He stepped out of the car and flicked it. His half-finished cigarette still burning on the asphalt of the frozen parking lot, smoke slowly twisting upwards from the small glowing orange end. We walked into the crowded restaurant and were greeted by the host.
“Here’s your square plastic pager, you’ll be seated shortly.”
An hour goes by. We’re still waiting, standing, starving now. Have some appetizers on us! As if spinach, artichoke, and cheese make up for lost time.
“What would you like as your take home meal?” asked the server.
I don’t want a “take home meal”. I had no choice.
“I’ll have the fettuccine."
Knowing full-well that it’s just going to sit in the fridge until someone who’s forgotten its origins throws it away.
The entire town is for sale. From the moment we rolled away from the factory-of-a-restaurant to when we pulled up to the small motel parking lot, every building was another strip-mall, eatery, or platter of gently-used cars. There’s no escaping. America. The belly of the industrial beast that numbs it’s victims with a poison of sitcoms and sales.
I felt like Neo, from The Matrix, getting plucked from my warm virtual world, waking into the cold, unfriendly, underground of reality. “When did it get this bad?” Or, has it always been this way and I’ve just been too blind and foolish to realize, or maybe I didn’t want to realize. Where’s the hustle? Ambition? Because all is see is gluttony. I think I’m going to be sick. This isn’t the American dream, it’s the unconscious vegetative state of a nation being kept alive on the feeding tube of capitalism.

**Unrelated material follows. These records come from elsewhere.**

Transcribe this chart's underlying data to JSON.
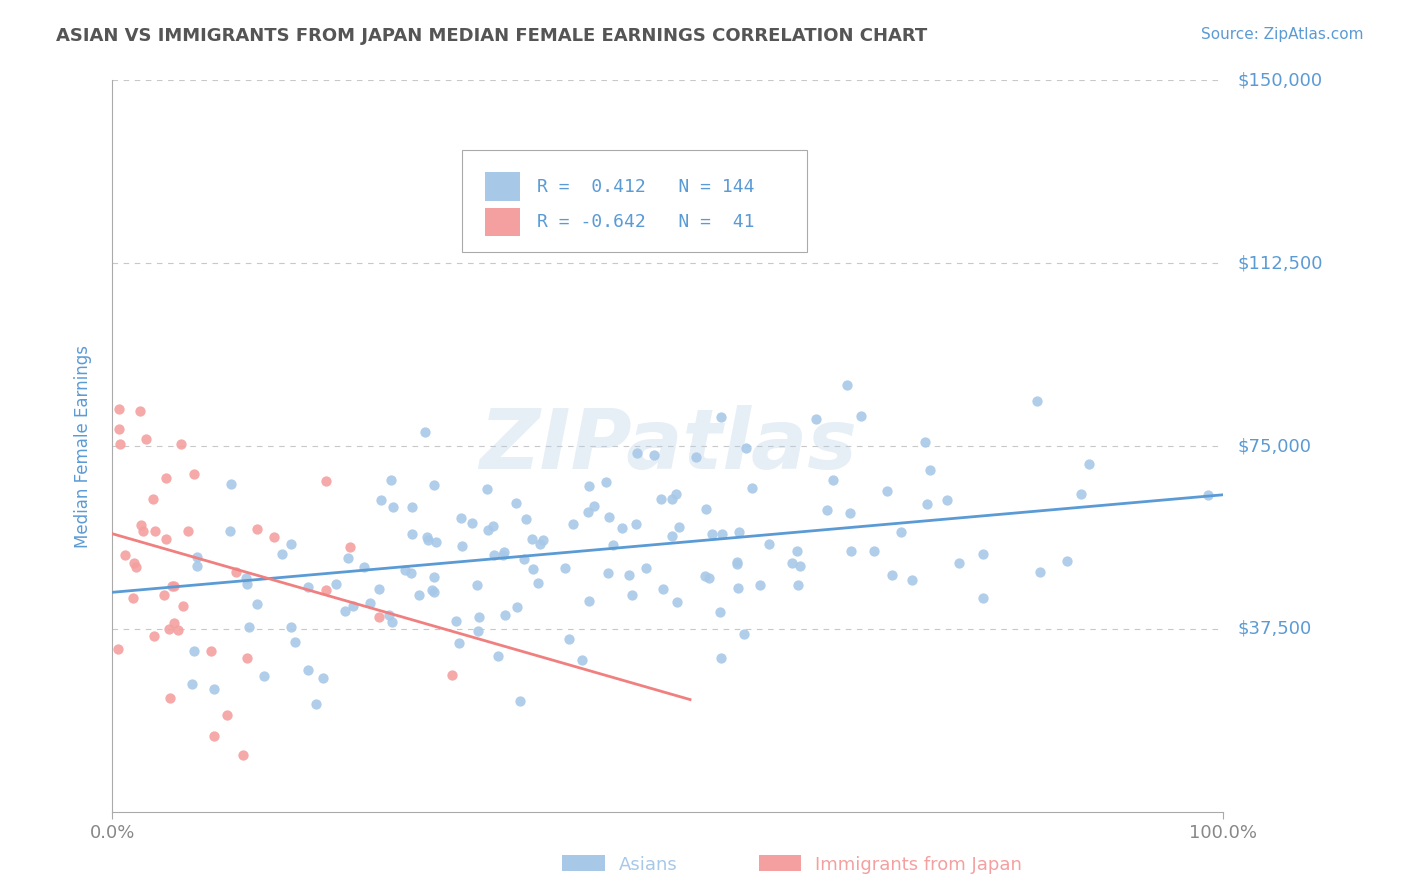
{
  "title": "ASIAN VS IMMIGRANTS FROM JAPAN MEDIAN FEMALE EARNINGS CORRELATION CHART",
  "source": "Source: ZipAtlas.com",
  "ylabel": "Median Female Earnings",
  "watermark": "ZIPatlas",
  "xlim": [
    0,
    1.0
  ],
  "ylim": [
    0,
    150000
  ],
  "yticks": [
    0,
    37500,
    75000,
    112500,
    150000
  ],
  "ytick_labels": [
    "",
    "$37,500",
    "$75,000",
    "$112,500",
    "$150,000"
  ],
  "background_color": "#ffffff",
  "grid_color": "#c8c8c8",
  "title_color": "#555555",
  "source_color": "#5b9bd5",
  "axis_label_color": "#5b9bd5",
  "ytick_color": "#5b9bd5",
  "xtick_color": "#888888",
  "legend_text_color": "#5b9bd5",
  "asian_color": "#a8c8e8",
  "japan_color": "#f4a0a0",
  "asian_line_color": "#5b9bd5",
  "japan_line_color": "#f08080",
  "R_asian": 0.412,
  "N_asian": 144,
  "R_japan": -0.642,
  "N_japan": 41,
  "asian_seed": 42,
  "japan_seed": 7,
  "legend_box_color_asian": "#a8c8e8",
  "legend_box_color_japan": "#f4a0a0",
  "asian_trend_y0": 45000,
  "asian_trend_y1": 65000,
  "japan_trend_y0": 57000,
  "japan_trend_x1": 0.52,
  "japan_trend_y1": 23000
}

I shoveled dirt on her grave. My beautiful 87-year-old grandmother lost her war with cancer six months after her diagnosis. It’s good luck, they say, a “mitzvah” in Jewish tradition to do this, and as I did, I silently said my goodbye. The America my grandma left isn’t the same one she entered. The industrial-complex has taken its place. That unbreakable “spirit” seems to have gone missing. The grit, belief, and foolish optimism in the future, now smothered with entitlement.

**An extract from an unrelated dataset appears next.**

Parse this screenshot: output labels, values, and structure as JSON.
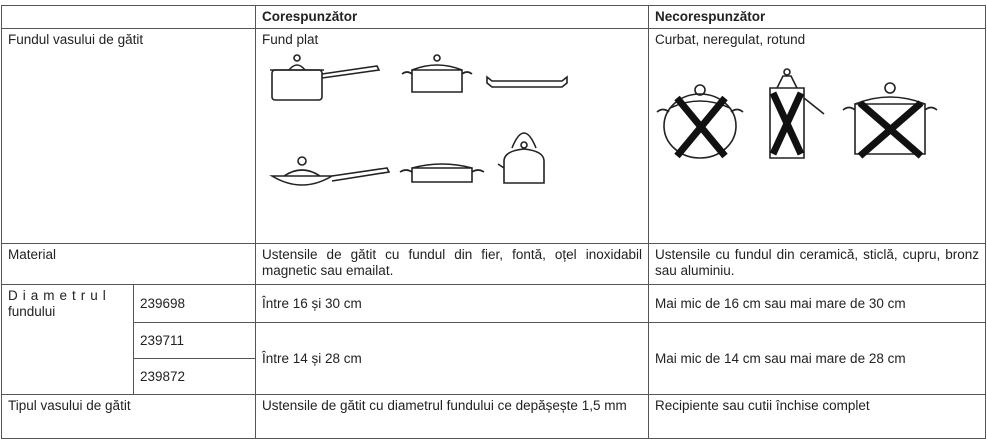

Life, liberty, and the pursuit of happiness. Those profound words scribbled on our declaration. The philosophy of visionaries and the bravery to commit treason in the name of freedom. This, the spirit I found all but invisible in my recent cross-country travels.

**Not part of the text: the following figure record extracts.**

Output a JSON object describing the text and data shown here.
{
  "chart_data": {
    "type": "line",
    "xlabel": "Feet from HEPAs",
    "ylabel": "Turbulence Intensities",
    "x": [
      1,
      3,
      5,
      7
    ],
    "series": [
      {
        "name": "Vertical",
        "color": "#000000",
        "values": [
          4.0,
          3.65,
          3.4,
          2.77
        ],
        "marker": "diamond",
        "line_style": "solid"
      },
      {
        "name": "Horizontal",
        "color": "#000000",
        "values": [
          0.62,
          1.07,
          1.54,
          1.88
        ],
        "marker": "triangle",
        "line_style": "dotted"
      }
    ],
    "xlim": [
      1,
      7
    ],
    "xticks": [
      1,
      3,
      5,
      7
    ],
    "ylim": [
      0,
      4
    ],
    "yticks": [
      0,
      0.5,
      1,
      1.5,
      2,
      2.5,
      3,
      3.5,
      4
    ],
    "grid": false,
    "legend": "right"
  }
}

There are many realities and very few truths. But, it feels so real. The security of the yellow-brick path paved as the “good life”. “Don’t wander too far, you’ll never make it on your own!”, they say. That’s exactly where many of us remain, never too far.
History isn’t made by following rules. This is it, life, no dress-rehearsal, you’re on stage right now. Do you have it? Your spirit? Hustle? Courage to pursue your own liberty? I’m leaving it all behind, my comfortable fictional world. Bring on the cold mush. It’s far from filet, but for once in my life, I’m tasting truth.